Here are some areas that can be touched on in quick reactions.
- Whether you like the proposal or not, as quick as “I like this proposal.”, or more specific by saying why you like it. What problem is this decision going to solve in your eyes? What makes you confident?
- “I support this proposal because I see it as compatible with my personal aim to ________. I see this particularly in the part of the proposal that says ___________. “
- “I support this proposal because I understand it to support the organization’s (aim to/value of) _______, particularly in the part of the proposal that says __________.”
- You might say that you are planning to object. Keep it brief in the quick reaction round – your time to explain your objection will come. For this round, a one-sentence statement like the following is enough: “I do not support this proposal because I don’t believe it effectively supports the organization’s (aim to/value of) ____, particularly in the part of the proposal that says __________.”
- Appreciation for the author or the process, or other individuals who supported the process
- You can use a quick-reaction round to suggest quick amendments.
- Improvements in wording
- Small changes that are in alignment with the proposal
Note that amendments change the proposal. You can accept changes to the proposal but make sure everyone is aware of the change. Show the change visually or by re-reading the changed section. If you make too many changes in the quick reaction round, since you basically have a new proposal, you might have to start at the beginning of the consent decision-making process (present the proposal, clarifying questions etc.) Your task is to avoid confusion. Confusion will turn into a loss of trust so err on the transparent side even if that entails some redundancy. Better to read the proposal one more time with all the changes than to deal with a disengaged circle member.

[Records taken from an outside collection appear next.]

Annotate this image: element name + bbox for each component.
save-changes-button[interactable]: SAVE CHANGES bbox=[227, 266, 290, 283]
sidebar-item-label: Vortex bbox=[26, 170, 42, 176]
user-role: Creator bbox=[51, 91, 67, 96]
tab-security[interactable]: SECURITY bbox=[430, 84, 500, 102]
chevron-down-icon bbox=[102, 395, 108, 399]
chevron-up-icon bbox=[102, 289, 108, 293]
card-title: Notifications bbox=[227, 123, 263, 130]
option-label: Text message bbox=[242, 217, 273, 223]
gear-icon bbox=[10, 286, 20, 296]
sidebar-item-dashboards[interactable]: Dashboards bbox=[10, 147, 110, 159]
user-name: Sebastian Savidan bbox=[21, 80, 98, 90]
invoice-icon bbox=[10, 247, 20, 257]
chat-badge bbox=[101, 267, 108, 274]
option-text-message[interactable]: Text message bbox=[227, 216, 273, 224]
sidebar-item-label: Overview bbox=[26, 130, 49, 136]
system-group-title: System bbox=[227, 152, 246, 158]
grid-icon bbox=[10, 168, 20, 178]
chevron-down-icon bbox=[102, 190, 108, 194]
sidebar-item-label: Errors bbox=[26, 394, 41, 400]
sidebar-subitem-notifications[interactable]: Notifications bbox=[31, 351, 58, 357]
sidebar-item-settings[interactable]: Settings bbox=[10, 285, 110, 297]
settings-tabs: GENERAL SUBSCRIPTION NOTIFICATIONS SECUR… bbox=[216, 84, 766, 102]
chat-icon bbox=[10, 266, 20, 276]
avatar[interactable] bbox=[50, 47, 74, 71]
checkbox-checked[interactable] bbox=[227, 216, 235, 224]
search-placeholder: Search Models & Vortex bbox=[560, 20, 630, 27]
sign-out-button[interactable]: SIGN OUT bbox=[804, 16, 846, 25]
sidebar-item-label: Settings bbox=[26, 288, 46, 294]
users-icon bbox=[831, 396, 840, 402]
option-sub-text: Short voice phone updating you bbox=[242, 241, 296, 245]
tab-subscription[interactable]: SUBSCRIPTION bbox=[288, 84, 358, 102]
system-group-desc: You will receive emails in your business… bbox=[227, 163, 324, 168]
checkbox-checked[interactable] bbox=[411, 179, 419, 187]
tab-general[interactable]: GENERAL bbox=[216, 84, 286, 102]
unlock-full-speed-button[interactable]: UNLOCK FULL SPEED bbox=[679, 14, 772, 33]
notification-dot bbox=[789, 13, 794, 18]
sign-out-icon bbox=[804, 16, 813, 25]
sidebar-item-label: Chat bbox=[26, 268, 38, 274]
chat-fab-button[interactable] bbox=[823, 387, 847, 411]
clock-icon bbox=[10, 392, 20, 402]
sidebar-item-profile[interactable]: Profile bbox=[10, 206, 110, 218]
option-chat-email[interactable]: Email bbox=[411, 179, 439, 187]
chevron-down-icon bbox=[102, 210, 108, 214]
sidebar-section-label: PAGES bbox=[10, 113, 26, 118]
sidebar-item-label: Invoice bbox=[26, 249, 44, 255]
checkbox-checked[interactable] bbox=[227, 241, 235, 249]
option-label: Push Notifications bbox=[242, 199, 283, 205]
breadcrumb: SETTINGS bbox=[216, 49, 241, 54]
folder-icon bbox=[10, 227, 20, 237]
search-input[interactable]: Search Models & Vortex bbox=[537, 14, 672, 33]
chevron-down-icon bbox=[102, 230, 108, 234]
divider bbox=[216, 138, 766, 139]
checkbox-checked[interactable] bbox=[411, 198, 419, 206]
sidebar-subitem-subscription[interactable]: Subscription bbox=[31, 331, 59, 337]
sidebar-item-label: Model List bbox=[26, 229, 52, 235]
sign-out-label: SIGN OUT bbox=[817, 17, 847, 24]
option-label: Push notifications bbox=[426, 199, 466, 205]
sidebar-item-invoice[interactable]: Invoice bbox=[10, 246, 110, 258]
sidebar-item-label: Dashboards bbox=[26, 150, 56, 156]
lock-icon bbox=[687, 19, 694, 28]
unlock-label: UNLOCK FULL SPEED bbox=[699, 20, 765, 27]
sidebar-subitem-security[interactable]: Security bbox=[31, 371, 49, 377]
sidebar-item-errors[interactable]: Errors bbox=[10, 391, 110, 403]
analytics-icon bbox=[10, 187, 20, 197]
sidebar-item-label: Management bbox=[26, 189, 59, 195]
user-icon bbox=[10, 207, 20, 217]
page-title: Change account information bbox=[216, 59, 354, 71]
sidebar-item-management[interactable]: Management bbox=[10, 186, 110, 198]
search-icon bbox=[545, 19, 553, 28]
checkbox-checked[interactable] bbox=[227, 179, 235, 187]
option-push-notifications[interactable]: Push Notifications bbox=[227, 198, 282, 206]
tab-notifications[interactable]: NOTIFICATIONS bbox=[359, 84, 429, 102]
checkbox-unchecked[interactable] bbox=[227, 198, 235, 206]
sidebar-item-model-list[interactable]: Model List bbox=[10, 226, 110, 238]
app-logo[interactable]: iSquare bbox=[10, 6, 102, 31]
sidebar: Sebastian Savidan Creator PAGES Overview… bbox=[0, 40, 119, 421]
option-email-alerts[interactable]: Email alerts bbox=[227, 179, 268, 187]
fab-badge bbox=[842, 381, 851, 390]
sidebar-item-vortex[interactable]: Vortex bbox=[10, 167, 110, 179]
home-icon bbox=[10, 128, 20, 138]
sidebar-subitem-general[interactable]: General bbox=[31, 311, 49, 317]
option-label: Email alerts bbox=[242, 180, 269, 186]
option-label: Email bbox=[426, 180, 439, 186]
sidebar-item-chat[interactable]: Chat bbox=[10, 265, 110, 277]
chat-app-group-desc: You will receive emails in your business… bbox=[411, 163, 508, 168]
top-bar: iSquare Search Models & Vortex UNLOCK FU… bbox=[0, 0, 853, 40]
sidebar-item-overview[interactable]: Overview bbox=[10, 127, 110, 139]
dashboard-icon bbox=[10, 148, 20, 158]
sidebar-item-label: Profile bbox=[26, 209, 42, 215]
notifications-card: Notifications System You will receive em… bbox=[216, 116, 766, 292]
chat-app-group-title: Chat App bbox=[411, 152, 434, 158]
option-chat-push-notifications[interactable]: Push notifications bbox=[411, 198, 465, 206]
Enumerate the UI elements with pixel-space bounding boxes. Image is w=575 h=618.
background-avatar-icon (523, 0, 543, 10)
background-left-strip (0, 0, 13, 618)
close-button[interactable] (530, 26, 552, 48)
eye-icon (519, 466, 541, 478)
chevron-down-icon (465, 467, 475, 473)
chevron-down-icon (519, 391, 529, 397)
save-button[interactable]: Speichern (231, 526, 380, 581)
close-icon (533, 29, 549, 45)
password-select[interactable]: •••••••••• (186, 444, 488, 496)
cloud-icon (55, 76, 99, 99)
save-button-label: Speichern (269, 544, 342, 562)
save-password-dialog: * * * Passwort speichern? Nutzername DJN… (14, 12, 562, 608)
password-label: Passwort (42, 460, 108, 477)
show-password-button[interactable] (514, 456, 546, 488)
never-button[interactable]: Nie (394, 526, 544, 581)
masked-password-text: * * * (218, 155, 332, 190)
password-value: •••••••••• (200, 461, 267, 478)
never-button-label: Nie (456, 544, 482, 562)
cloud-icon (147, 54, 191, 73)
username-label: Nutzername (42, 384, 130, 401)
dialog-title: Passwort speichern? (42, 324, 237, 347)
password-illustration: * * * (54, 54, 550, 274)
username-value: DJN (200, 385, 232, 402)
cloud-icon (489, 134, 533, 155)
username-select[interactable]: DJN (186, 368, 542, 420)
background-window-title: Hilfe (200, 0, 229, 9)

Why are quick reactions helpful?
Hearing quick reactions is a temperature check on the group. How much support does this proposal have? Is the proposal ready to be consented to? Maybe too many people have issues with several parts of the proposal in which case you might gather more feedback and do a rewrite before even going to objections.
On the other hand, a quick reaction round is also a wonderful way of community building. You get to hear what others think, where they are with the proposal, what it means to them and what their concerns are, which might not rise to the level of an objection – everything that there is to say next to objections. Especially on controversial topics, it is important to ground every decision in the group and to learn more from and about each other. However, it is also important to keep statements brief and relevant since it is most effective to devote time to addressing objections.
c. Consent decision-making round
You have a proposal that everyone knows and understands, and you have heard from everyone about the proposal. It is now time to hear from everyone on whether they have objections. Remember, consent is defined by “no objection”. If there are objections, just gather a 1-sentence statement about the nature of the objection. Do not deal with the objection now.
Make sure to explicitly ask for objections. You can’t make assumptions here – someone might love the proposal and object (for example based on a formality like that no term has been decided yet) or dislike a proposal and consent (see this story).
After everyone has spoken, you can then address objections one by one. (More information on how to integrate objections is here.)
Don’t forget: Announce the decision
After consent is reached, the facilitator announces the decision. If that has not happened already, the exact wording will be noted down in the minutes.
Depending on the intensity of the process, it might be a good idea to take a minute to celebrate the group process and to take a quick break before moving to the next topic.